When Jet.com launched last July we predicted that the company had no illusions it would beat out rival Amazon.com. Instead, our conclusion was that Jet.com was a company launched with the intent of being purchased. Twelve months later, it seems we were on the right path. It was just announce that, after being rumored late last week, Walmart has purchased Jet.com for $3.3 billion. This marks one of the largest acquisitions of an e-commerce company ever (by companion Amazon purchased Jet.com founder’s previous business, Quidsi – think Soap.com, for $545 million). The ubiquitous big box store is purchasing the e-tailer startup to bolster their online shopping efforts, which despite being second, distantly behind Amazon, has seen sluggish growth as of late. The goal is to make the Walmart.com experience more seamless and to accelerate growth. Jet.com will continue to exist (for now) and CEO Marc Lore will continue to head it up.
Jet.com tried to differentiate itself by creating a membership based site that constantly monitored prices at Amazon. The e-tailer priced goods equal or less than Amazon and provided additional paths for customers to save, such as buying in bulk or giving up your ability to return the item. Thankfully the company gave up on the idea of a $50 membership and instead double downed on their focus of offering competitively priced curated merchandise.

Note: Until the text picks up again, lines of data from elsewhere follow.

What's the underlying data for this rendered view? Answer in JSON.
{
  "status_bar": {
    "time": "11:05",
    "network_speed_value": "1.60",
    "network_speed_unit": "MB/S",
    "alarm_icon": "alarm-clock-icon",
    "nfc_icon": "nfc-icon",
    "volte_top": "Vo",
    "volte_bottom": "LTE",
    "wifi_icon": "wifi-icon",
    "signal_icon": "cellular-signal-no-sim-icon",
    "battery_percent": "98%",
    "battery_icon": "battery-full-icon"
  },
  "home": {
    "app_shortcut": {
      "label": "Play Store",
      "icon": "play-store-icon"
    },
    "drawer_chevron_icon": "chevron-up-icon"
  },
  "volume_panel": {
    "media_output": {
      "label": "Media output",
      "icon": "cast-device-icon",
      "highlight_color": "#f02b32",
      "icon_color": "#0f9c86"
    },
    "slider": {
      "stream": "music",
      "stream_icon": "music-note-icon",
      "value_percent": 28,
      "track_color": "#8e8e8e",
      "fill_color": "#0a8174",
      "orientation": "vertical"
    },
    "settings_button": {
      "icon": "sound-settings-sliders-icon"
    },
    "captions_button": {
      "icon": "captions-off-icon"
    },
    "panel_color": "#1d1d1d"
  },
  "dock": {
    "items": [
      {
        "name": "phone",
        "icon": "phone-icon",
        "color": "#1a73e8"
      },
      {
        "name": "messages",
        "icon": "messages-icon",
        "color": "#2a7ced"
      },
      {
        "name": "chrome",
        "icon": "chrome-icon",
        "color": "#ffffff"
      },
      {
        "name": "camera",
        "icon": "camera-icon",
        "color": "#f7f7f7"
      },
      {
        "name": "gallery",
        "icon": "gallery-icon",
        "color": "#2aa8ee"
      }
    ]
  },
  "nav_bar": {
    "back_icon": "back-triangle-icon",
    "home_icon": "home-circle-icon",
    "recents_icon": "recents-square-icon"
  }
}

As difficult as it was to take Jet.com seriously in their efforts to compete with Amazon, we are surprised at their growth. According to reports, the site is processing 25,000 orders daily, adding 400,000 new shoppers per month, and has recently reached a $1 billion run-rate gross merchandise value! Jet.com’s success is largely due to the successful targeting of urban and millennial customers. Looping these shoppers into the Walmart family is a smart move, as they are the least likely to embrace the Walmart brand.